Üstelik, Anayasa çiğnenerek yapılıyor tüm bunlar.
Tweet atarak hakaret ettiği söylenenler tutuklanacak, her türlü ahlaksızlığı yapan sahtekarlar tatile çıkarılacak. Kalem tutan eller içeri, silah tutan eller dışarı..
Oh, ne ala memleket! Akıl alacak gibi değil.
Gazeteci dediğin, gerçeği yazmayacak da ne yapacak? Köşe dönmeyi mi düşünecek? Yalanı, talanı mı savunacak? Koşulsuz yandaş mı olacak?
Pes.. Pes.. Pes..
Ah Türkiye’m, vah Türkiye’m.
Bir acayip yönetilen ey halkım.
Görevini dürüstçe yapmaktan başka günahı olmayan gazetecilerin bu yasadan yararlandırılmaması adaletsizliğin tavan yaptığı yerdir.
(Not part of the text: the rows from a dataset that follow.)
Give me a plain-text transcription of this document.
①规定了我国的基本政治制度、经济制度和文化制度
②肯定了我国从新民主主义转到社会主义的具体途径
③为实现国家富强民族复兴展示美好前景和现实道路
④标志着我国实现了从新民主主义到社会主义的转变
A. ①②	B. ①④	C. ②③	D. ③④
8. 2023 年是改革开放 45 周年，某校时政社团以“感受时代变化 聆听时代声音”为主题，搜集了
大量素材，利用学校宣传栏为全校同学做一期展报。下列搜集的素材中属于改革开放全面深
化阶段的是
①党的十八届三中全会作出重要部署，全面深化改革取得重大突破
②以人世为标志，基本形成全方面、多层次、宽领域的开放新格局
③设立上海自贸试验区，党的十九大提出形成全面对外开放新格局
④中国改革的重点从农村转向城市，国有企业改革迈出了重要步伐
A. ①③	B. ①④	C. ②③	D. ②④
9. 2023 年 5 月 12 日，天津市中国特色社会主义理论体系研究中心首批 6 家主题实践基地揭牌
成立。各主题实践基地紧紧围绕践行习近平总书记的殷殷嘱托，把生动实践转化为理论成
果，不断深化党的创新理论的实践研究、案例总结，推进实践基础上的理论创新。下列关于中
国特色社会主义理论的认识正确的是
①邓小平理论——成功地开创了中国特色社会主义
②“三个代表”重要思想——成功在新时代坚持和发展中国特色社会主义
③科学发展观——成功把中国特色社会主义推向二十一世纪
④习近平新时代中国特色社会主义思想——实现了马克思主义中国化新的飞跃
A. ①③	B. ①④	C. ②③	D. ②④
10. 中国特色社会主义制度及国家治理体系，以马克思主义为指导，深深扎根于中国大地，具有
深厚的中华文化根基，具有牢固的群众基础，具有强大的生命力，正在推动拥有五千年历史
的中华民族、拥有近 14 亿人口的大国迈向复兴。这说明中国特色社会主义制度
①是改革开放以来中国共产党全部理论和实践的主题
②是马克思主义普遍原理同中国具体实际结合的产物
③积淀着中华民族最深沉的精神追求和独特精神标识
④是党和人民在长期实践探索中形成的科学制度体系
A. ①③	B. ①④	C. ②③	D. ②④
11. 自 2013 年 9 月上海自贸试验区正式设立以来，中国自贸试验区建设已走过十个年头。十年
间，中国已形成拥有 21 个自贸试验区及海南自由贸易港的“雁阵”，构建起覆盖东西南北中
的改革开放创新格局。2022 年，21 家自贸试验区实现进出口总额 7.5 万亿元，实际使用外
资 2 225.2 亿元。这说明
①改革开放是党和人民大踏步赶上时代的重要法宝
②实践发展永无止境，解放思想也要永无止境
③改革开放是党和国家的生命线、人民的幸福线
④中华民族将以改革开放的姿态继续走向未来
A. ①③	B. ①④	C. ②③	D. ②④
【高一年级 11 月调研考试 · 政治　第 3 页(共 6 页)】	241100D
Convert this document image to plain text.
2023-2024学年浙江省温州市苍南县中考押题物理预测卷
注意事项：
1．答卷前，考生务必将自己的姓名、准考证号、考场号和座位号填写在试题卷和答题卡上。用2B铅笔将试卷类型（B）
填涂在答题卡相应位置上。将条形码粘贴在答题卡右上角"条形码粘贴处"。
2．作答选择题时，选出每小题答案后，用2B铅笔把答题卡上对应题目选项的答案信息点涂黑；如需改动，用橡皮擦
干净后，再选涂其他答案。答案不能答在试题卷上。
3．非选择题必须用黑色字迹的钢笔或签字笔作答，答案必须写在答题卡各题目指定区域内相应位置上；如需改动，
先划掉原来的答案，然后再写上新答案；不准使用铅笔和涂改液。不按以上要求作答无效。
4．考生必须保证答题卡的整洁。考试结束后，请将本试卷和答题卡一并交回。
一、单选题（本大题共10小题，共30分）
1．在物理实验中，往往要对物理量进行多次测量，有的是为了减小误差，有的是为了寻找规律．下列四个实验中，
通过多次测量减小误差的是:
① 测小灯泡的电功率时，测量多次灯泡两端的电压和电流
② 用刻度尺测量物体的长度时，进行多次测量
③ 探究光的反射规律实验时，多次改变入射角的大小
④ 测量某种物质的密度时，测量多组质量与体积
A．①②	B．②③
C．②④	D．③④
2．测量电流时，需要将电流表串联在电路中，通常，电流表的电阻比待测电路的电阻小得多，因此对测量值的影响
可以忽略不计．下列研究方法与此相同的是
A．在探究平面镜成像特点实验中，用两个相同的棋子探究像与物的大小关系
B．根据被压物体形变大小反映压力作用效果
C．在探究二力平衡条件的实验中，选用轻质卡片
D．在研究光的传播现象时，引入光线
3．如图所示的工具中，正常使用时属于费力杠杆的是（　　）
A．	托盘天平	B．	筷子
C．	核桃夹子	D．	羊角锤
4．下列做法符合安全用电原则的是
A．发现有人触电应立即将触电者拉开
Hukuksuzluktur, eşitsizliktir, insan haklarına saygısızlıktır.
Anayasadan aldıkları ifade özgürlüğü güvencesi ile halkın bilgilenme hakkını kullandıran bu gazetecilerin tutuklanmaları bile hukuksuzken, söz konusu “Af”tan yararlandırılmamasına, “Tuzun kokması” tanımı yeterli değildir.
Yer yüzünde bu denli adalet yoksunu başka bir ülke düşünemiyorum.
“MHP merdivenli AKP, dereleri tersine akıtmaya çalışıyor” demekten başka söylenecek söz bulamıyorum.
Adına siz ne derseniz deyin, bu yasanın dürüstlükle uzaktan, yakından ilgisi yok.
Sizce, Barış Terkoğlu, Murat Ağırel, Barış Pehlivan, Hülya Kılınç, Aydın Keser, Hakan Aygün,
Ferhat Çelik isimli gazeteciler rüşvet alsaydı, hırsızlık yapsaydı, kısaca ahlaksızlığı yeğleseydi, bu gün içeride olur muydu?

Bir cevap yazın

E-posta hesabınız yayımlanmayacak.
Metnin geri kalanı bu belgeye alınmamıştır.